Oddly enough, 30 years ago is about when I first studied AI.  It was considered a PhD thesis to write a program that could do symbolic integration.  They didn't have any inkling how hard most of the real problems, e.g. vision, speech, robotics, were.  Now they know, and they have a host of techniques they didn't have then, and you can get a computer for $1000 more powerful than any computer in the world was then.

I expect AI somewhere in the neighborhood of 2010.  Alan Turing (who predicted it in about 2000) was a very smart chap, and if the
people who've been working on AI since 1950 had been as smart as he was, we'd have it now.

Question 10: Some writers and scientists argue that the advent of true AI will quickly lead to the development of molecular nanotechnology, and vice versa. Do you agree?

Change those words to "computer modeling and design" and "nanoscale science and technology" and you have a process that's going on right now.  Look ahead just one decade...

Question 11: How much longer do you believe Moore's law will continue? Do you believe that we will soon see molecular electronics?
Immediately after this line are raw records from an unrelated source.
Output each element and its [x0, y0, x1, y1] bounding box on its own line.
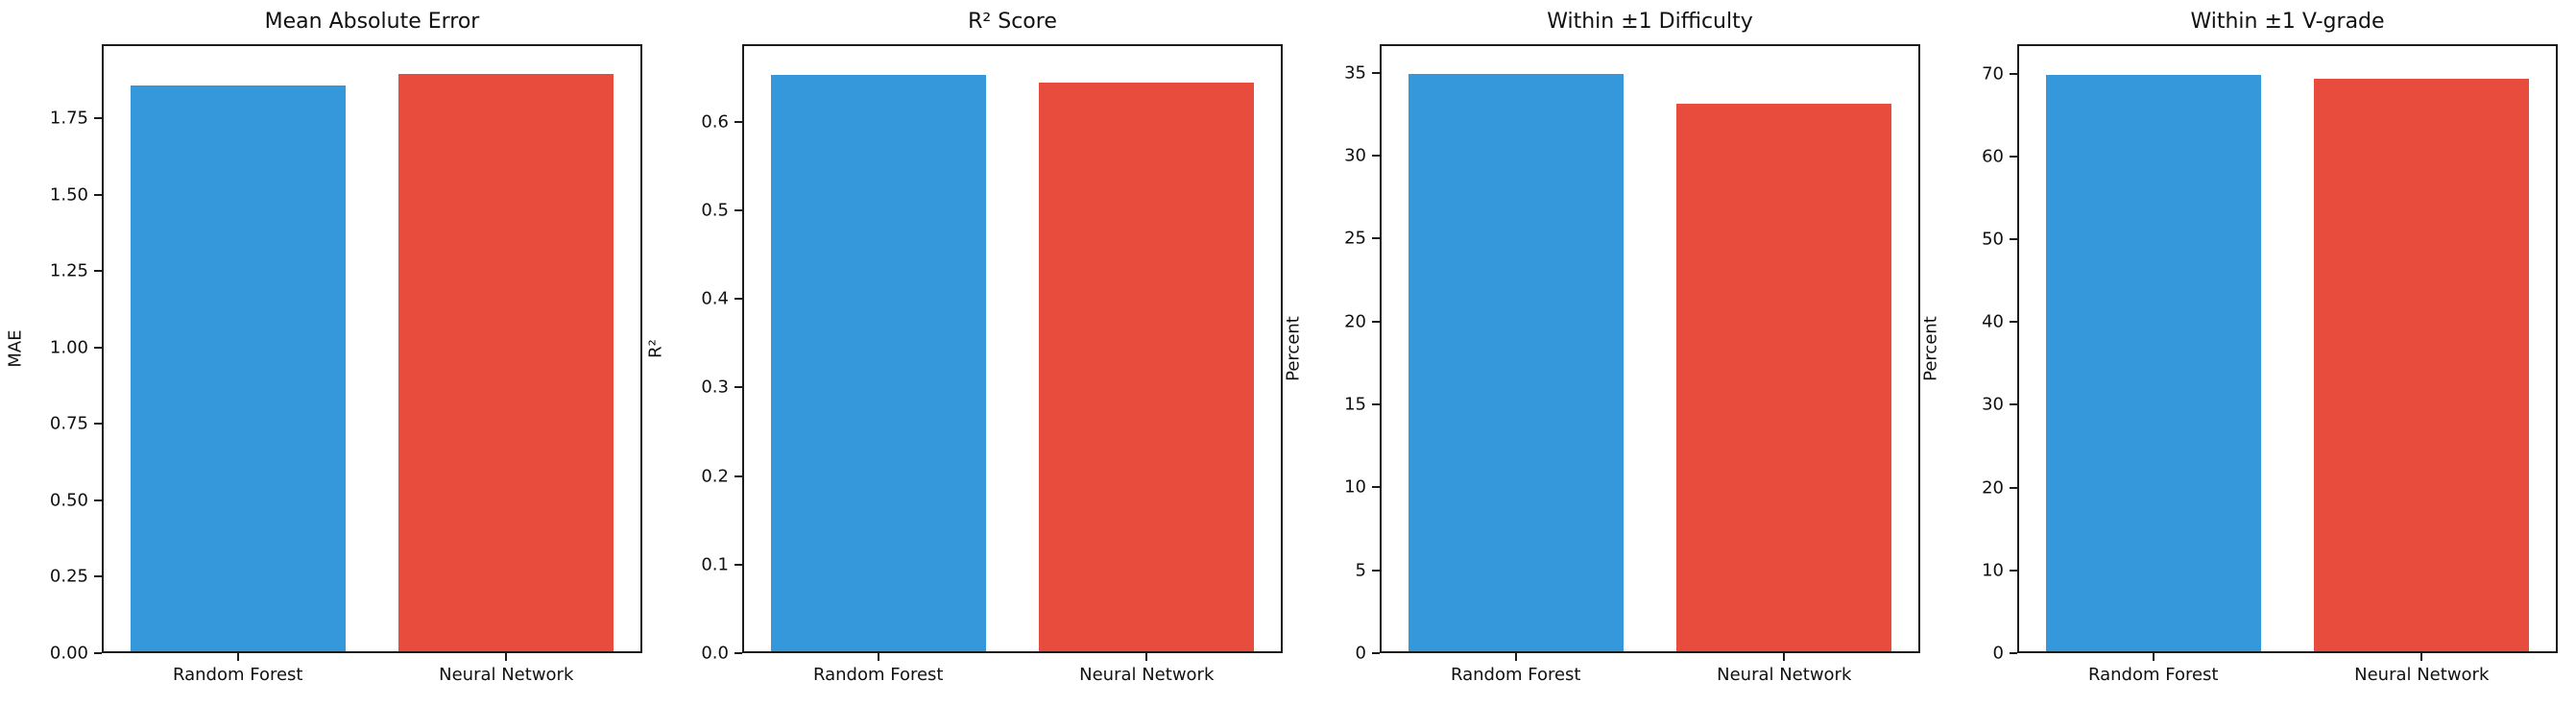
bar-random-forest — [130, 85, 346, 651]
x-tick-label-random-forest: Random Forest — [2088, 665, 2219, 685]
y-tick — [1372, 237, 1380, 240]
chart-title: Within ±1 Difficulty — [1547, 10, 1753, 34]
bar-random-forest — [1408, 74, 1624, 651]
y-tick — [1372, 652, 1380, 654]
y-tick-label: 0.4 — [701, 288, 729, 309]
y-tick-label: 0.6 — [701, 111, 729, 133]
x-tick — [877, 653, 879, 661]
y-tick-label: 30 — [1982, 394, 2004, 415]
bar-neural-network — [1039, 82, 1255, 651]
y-tick — [94, 193, 102, 196]
bar-random-forest — [2045, 75, 2261, 651]
x-tick-label-random-forest: Random Forest — [1451, 665, 1581, 685]
y-tick — [2010, 238, 2017, 241]
x-tick — [1783, 653, 1786, 661]
chart-title: Mean Absolute Error — [264, 10, 480, 34]
y-tick-label: 0.2 — [701, 466, 729, 487]
y-tick — [734, 652, 742, 654]
y-tick-label: 35 — [1344, 62, 1366, 84]
y-tick — [734, 475, 742, 477]
y-tick-label: 10 — [1982, 560, 2004, 581]
y-tick — [2010, 321, 2017, 324]
chart-panel-r-score: R² Score R² 0.0 0.1 0.2 0.3 0.4 0.5 0.6 Random Fo… — [646, 10, 1283, 685]
y-tick — [734, 120, 742, 123]
x-tick-label-neural-network: Neural Network — [2354, 665, 2490, 685]
chart-panel-within-1-v-grade: Within ±1 V-grade Percent 0 10 20 30 40 50 60 70 R… — [1921, 10, 2558, 685]
x-tick-label-neural-network: Neural Network — [439, 665, 574, 685]
y-tick-label: 40 — [1982, 311, 2004, 332]
y-tick-label: 20 — [1344, 311, 1366, 332]
y-tick — [2010, 155, 2017, 158]
bar-neural-network — [398, 73, 614, 651]
y-tick-label: 70 — [1982, 63, 2004, 85]
y-tick — [2010, 486, 2017, 489]
chart-title: Within ±1 V-grade — [2190, 10, 2385, 34]
y-tick — [1372, 569, 1380, 572]
y-tick-label: 0.3 — [701, 377, 729, 398]
y-tick-label: 0.5 — [701, 200, 729, 221]
y-tick — [734, 208, 742, 211]
y-tick — [1372, 403, 1380, 406]
y-tick — [94, 575, 102, 578]
y-tick-label: 25 — [1344, 228, 1366, 249]
y-tick-label: 0 — [1992, 643, 2004, 664]
y-tick-label: 0.1 — [701, 554, 729, 575]
y-tick-label: 20 — [1982, 477, 2004, 499]
chart-panel-within-1-difficulty: Within ±1 Difficulty Percent 0 5 10 15 20 25 30 3… — [1284, 10, 1920, 685]
bar-neural-network — [1676, 104, 1892, 651]
x-tick — [236, 653, 239, 661]
y-tick-label: 60 — [1982, 146, 2004, 167]
bar-neural-network — [2314, 78, 2530, 651]
y-tick — [734, 298, 742, 301]
y-tick-label: 1.00 — [49, 337, 88, 358]
y-tick — [94, 652, 102, 654]
x-tick — [1145, 653, 1148, 661]
y-tick — [2010, 652, 2017, 654]
y-tick-label: 0.25 — [49, 566, 88, 587]
y-tick-label: 15 — [1344, 394, 1366, 415]
x-tick — [505, 653, 508, 661]
x-tick — [1514, 653, 1517, 661]
y-tick — [94, 270, 102, 273]
y-tick — [2010, 569, 2017, 572]
x-tick-label-random-forest: Random Forest — [173, 665, 303, 685]
chart-title: R² Score — [968, 10, 1057, 34]
x-tick — [2420, 653, 2423, 661]
x-tick-label-neural-network: Neural Network — [1717, 665, 1852, 685]
y-tick — [2010, 72, 2017, 75]
y-axis-label: R² — [645, 339, 666, 358]
y-tick-label: 30 — [1344, 145, 1366, 166]
y-tick — [734, 386, 742, 389]
y-axis-label: MAE — [5, 329, 26, 368]
y-tick-label: 0.00 — [49, 643, 88, 664]
y-tick — [1372, 71, 1380, 74]
y-tick-label: 1.25 — [49, 260, 88, 281]
y-tick-label: 5 — [1355, 560, 1366, 581]
y-tick-label: 0.75 — [49, 413, 88, 434]
bar-random-forest — [770, 75, 986, 651]
y-tick-label: 0.50 — [49, 490, 88, 511]
y-tick — [94, 499, 102, 501]
y-tick-label: 1.75 — [49, 108, 88, 129]
y-tick — [734, 563, 742, 566]
y-tick — [1372, 486, 1380, 489]
x-tick — [2152, 653, 2155, 661]
y-tick — [2010, 403, 2017, 406]
x-tick-label-random-forest: Random Forest — [813, 665, 944, 685]
y-tick — [94, 423, 102, 426]
y-tick — [1372, 320, 1380, 323]
y-tick — [1372, 155, 1380, 158]
y-tick-label: 0 — [1355, 643, 1366, 664]
x-tick-label-neural-network: Neural Network — [1079, 665, 1215, 685]
y-tick-label: 10 — [1344, 476, 1366, 498]
chart-panel-mean-absolute-error: Mean Absolute Error MAE 0.00 0.25 0.50 0.75 1.… — [6, 10, 642, 685]
y-tick — [94, 346, 102, 349]
y-tick-label: 50 — [1982, 229, 2004, 250]
y-tick — [94, 117, 102, 120]
y-tick-label: 0.0 — [701, 643, 729, 664]
y-tick-label: 1.50 — [49, 184, 88, 206]
y-axis-label: Percent — [1283, 316, 1304, 381]
y-axis-label: Percent — [1920, 316, 1941, 381]
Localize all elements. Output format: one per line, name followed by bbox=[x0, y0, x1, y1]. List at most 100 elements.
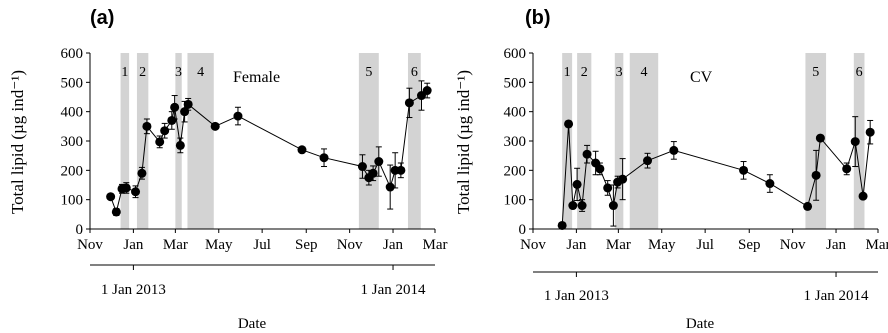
axes-a bbox=[86, 52, 436, 270]
period-label-5: 5 bbox=[365, 65, 372, 80]
data-point-a-13 bbox=[183, 99, 193, 109]
x-axis-label-a: Date bbox=[238, 316, 267, 332]
data-point-b-4 bbox=[577, 201, 587, 211]
axes-b bbox=[529, 52, 879, 277]
period-label-2: 2 bbox=[581, 65, 588, 80]
data-point-b-18 bbox=[815, 133, 825, 143]
y-tick-label: 600 bbox=[61, 46, 84, 62]
y-tick-label: 300 bbox=[504, 134, 527, 150]
x-tick-label: Nov bbox=[77, 237, 103, 253]
x-tick-label: Mar bbox=[866, 237, 888, 253]
year-label: 1 Jan 2014 bbox=[361, 282, 426, 298]
data-point-a-20 bbox=[368, 168, 378, 178]
data-point-b-11 bbox=[618, 174, 628, 184]
data-points-a bbox=[106, 80, 432, 217]
data-point-b-15 bbox=[765, 179, 775, 189]
period-label-4: 4 bbox=[640, 65, 647, 80]
data-point-a-1 bbox=[111, 207, 121, 217]
x-tick-label: Sep bbox=[295, 237, 318, 253]
data-point-a-8 bbox=[160, 126, 170, 136]
data-point-a-7 bbox=[155, 137, 165, 147]
y-tick-label: 0 bbox=[76, 222, 84, 238]
period-label-6: 6 bbox=[856, 65, 863, 80]
panel-label-b: (b) bbox=[525, 7, 551, 29]
shaded-period-3 bbox=[175, 53, 182, 229]
year-label: 1 Jan 2013 bbox=[101, 282, 166, 298]
tick-labels-b: 0 100 200 300 400 500 600 Nov Jan Mar May Jul Sep Nov… bbox=[504, 46, 888, 304]
y-tick-label: 500 bbox=[61, 75, 84, 91]
data-point-b-8 bbox=[603, 183, 613, 193]
data-point-a-18 bbox=[357, 162, 367, 172]
shaded-period-2 bbox=[136, 53, 149, 229]
data-point-a-25 bbox=[404, 98, 414, 108]
data-point-a-14 bbox=[210, 121, 220, 131]
period-label-3: 3 bbox=[175, 65, 182, 80]
data-point-b-9 bbox=[608, 201, 618, 211]
data-point-b-3 bbox=[572, 179, 582, 189]
y-tick-label: 300 bbox=[61, 134, 84, 150]
y-tick-label: 100 bbox=[61, 193, 84, 209]
data-point-b-19 bbox=[842, 164, 852, 174]
shaded-period-4 bbox=[629, 53, 659, 229]
tick-labels-a: 0 100 200 300 400 500 600 Nov Jan Mar May Jul Sep Nov… bbox=[61, 46, 448, 298]
data-point-b-22 bbox=[865, 127, 875, 137]
period-label-4: 4 bbox=[197, 65, 204, 80]
x-tick-label: Jul bbox=[253, 237, 271, 253]
annotation-cv: CV bbox=[690, 69, 713, 86]
data-point-a-16 bbox=[297, 145, 307, 155]
data-point-b-2 bbox=[568, 201, 578, 211]
x-tick-label: Jan bbox=[566, 237, 586, 253]
y-tick-label: 0 bbox=[519, 222, 527, 238]
x-tick-label: Nov bbox=[337, 237, 363, 253]
period-label-1: 1 bbox=[564, 65, 571, 80]
data-point-b-12 bbox=[643, 156, 653, 166]
data-point-a-4 bbox=[131, 187, 141, 197]
data-point-b-7 bbox=[595, 164, 605, 174]
data-point-b-16 bbox=[803, 201, 813, 211]
data-point-a-22 bbox=[385, 182, 395, 192]
data-point-b-17 bbox=[811, 170, 821, 180]
y-tick-label: 400 bbox=[504, 105, 527, 121]
period-label-6: 6 bbox=[411, 65, 418, 80]
shaded-period-3 bbox=[614, 53, 624, 229]
data-point-a-6 bbox=[142, 121, 152, 131]
data-point-a-21 bbox=[374, 157, 384, 167]
y-tick-label: 200 bbox=[504, 163, 527, 179]
data-point-a-9 bbox=[167, 115, 177, 125]
data-point-b-14 bbox=[739, 165, 749, 175]
data-point-a-5 bbox=[137, 168, 147, 178]
x-tick-label: Jan bbox=[383, 237, 403, 253]
data-point-a-12 bbox=[180, 107, 190, 117]
period-label-3: 3 bbox=[616, 65, 623, 80]
panel-label-a: (a) bbox=[90, 7, 114, 29]
x-tick-label: May bbox=[648, 237, 676, 253]
shaded-period-4 bbox=[187, 53, 214, 229]
x-tick-label: Nov bbox=[520, 237, 546, 253]
year-label: 1 Jan 2014 bbox=[804, 288, 869, 304]
y-tick-label: 200 bbox=[61, 163, 84, 179]
period-label-2: 2 bbox=[139, 65, 146, 80]
data-point-b-0 bbox=[557, 220, 567, 230]
x-tick-label: Jan bbox=[826, 237, 846, 253]
data-point-a-17 bbox=[319, 153, 329, 163]
period-label-5: 5 bbox=[812, 65, 819, 80]
x-tick-label: Sep bbox=[738, 237, 761, 253]
y-tick-label: 500 bbox=[504, 75, 527, 91]
shaded-period-5 bbox=[805, 53, 827, 229]
data-point-b-20 bbox=[850, 137, 860, 147]
x-tick-label: Mar bbox=[606, 237, 631, 253]
y-tick-label: 400 bbox=[61, 105, 84, 121]
data-point-a-24 bbox=[396, 165, 406, 175]
x-tick-label: Nov bbox=[780, 237, 806, 253]
data-points-b bbox=[557, 116, 875, 230]
x-axis-label-b: Date bbox=[686, 316, 715, 332]
y-tick-label: 100 bbox=[504, 193, 527, 209]
data-point-b-13 bbox=[669, 145, 679, 155]
data-point-b-5 bbox=[582, 149, 592, 159]
y-axis-label-a: Total lipid (µg ind⁻¹) bbox=[8, 70, 27, 214]
data-point-a-11 bbox=[175, 140, 185, 150]
data-point-b-21 bbox=[858, 191, 868, 201]
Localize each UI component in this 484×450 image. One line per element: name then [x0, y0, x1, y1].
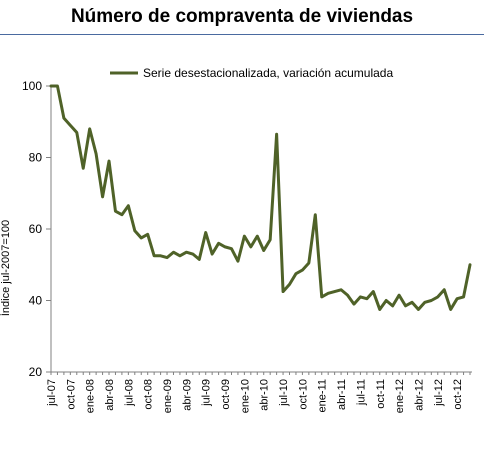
x-tick-label: jul-12 [433, 379, 445, 407]
legend: Serie desestacionalizada, variación acum… [110, 66, 393, 80]
y-tick-label: 20 [29, 365, 43, 379]
x-tick-label: jul-10 [278, 379, 290, 407]
x-tick-label: oct-08 [143, 379, 155, 410]
x-tick-label: oct-07 [65, 379, 77, 410]
y-tick-label: 60 [29, 222, 43, 236]
series-line [49, 84, 472, 311]
series-lines [49, 84, 472, 311]
x-tick-label: jul-09 [201, 379, 213, 407]
x-tick-label: oct-11 [375, 379, 387, 409]
chart-axes [50, 86, 472, 373]
y-tick-label: 80 [29, 151, 43, 165]
legend-label: Serie desestacionalizada, variación acum… [143, 66, 393, 80]
x-tick-label: ene-10 [239, 379, 251, 413]
x-tick-label: abr-10 [259, 379, 271, 411]
y-tick-label: 40 [29, 294, 43, 308]
x-tick-label: ene-12 [394, 379, 406, 413]
x-tick-label: ene-08 [85, 379, 97, 413]
y-axis-label: Índice jul-2007=100 [0, 220, 12, 316]
title-divider [0, 34, 484, 35]
x-tick-label: ene-11 [317, 379, 329, 412]
y-tick-label: 100 [22, 79, 42, 93]
x-tick-label: oct-12 [452, 379, 464, 410]
x-tick-label: ene-09 [162, 379, 174, 413]
x-tick-label: oct-10 [297, 379, 309, 410]
x-tick-label: abr-08 [104, 379, 116, 411]
x-tick-label: abr-12 [413, 379, 425, 411]
y-axis-ticks: 20 40 60 80 100 [22, 79, 51, 379]
x-tick-label: abr-11 [336, 379, 348, 410]
x-tick-label: jul-07 [46, 379, 58, 407]
x-axis-ticks: jul-07 oct-07 ene-08 abr-08 jul-08 oct-08 ene-… [46, 372, 471, 413]
chart-title: Número de compraventa de viviendas [70, 6, 414, 27]
x-tick-label: jul-08 [123, 379, 135, 407]
x-tick-label: oct-09 [220, 379, 232, 410]
x-tick-label: jul-11 [355, 379, 367, 406]
x-tick-label: abr-09 [181, 379, 193, 411]
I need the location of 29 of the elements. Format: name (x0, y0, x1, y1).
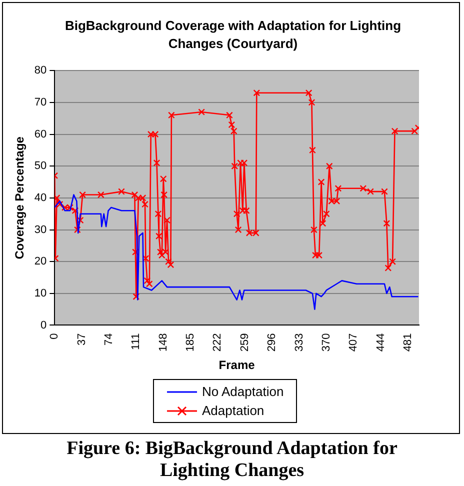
x-tick-label: 185 (184, 333, 197, 352)
y-tick-label: 30 (34, 224, 47, 236)
x-tick-label: 111 (130, 333, 142, 350)
x-tick-label: 222 (212, 333, 224, 352)
x-tick-label: 333 (293, 333, 306, 352)
x-tick-label: 444 (374, 333, 387, 352)
x-tick-label: 259 (238, 333, 251, 352)
y-tick-label: 0 (40, 319, 47, 332)
x-tick-label: 407 (348, 333, 360, 352)
legend-label: No Adaptation (202, 383, 284, 401)
caption: Figure 6: BigBackground Adaptation for Lighting Changes (66, 438, 398, 482)
y-tick-label: 10 (34, 287, 47, 300)
x-axis-title: Frame (218, 358, 256, 372)
x-tick-label: 370 (320, 333, 332, 352)
chart-title: BigBackground Coverage with Adaptation for Lighting Changes (Courtyard) (64, 17, 402, 53)
x-tick-label: 74 (103, 333, 116, 346)
y-axis-title: Coverage Percentage (12, 136, 27, 260)
y-tick-label: 20 (34, 256, 47, 268)
x-tick-label: 481 (402, 333, 414, 352)
y-tick-label: 50 (34, 160, 47, 172)
x-tick-label: 0 (48, 333, 61, 340)
x-tick-label: 148 (157, 333, 170, 352)
x-tick-label: 37 (76, 333, 88, 346)
y-tick-label: 70 (34, 96, 47, 108)
x-tick-label: 296 (266, 333, 278, 352)
legend-label: Adaptation (202, 402, 264, 420)
y-tick-label: 60 (34, 128, 47, 140)
y-tick-label: 40 (34, 192, 47, 204)
y-tick-label: 80 (34, 64, 47, 77)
The physics allows for FET's (field effect transistors, such as current chips use) right on down to the molecular scale.  The only discontinuities are in fabrication technologies; this means there could be plateaus while fab tech catches up, or jumps where a new technique is brought online.  On the average, Moore's law is good for another decade at least, and there's no qualitative separation between "conventional" and "molecular" electronics at the end of that time.

Question 12: What are your plans for the future?

In the short term, I'm writing a book about ethics for robots. In the long term, it probably depends on whether anyone paid any attention to the book.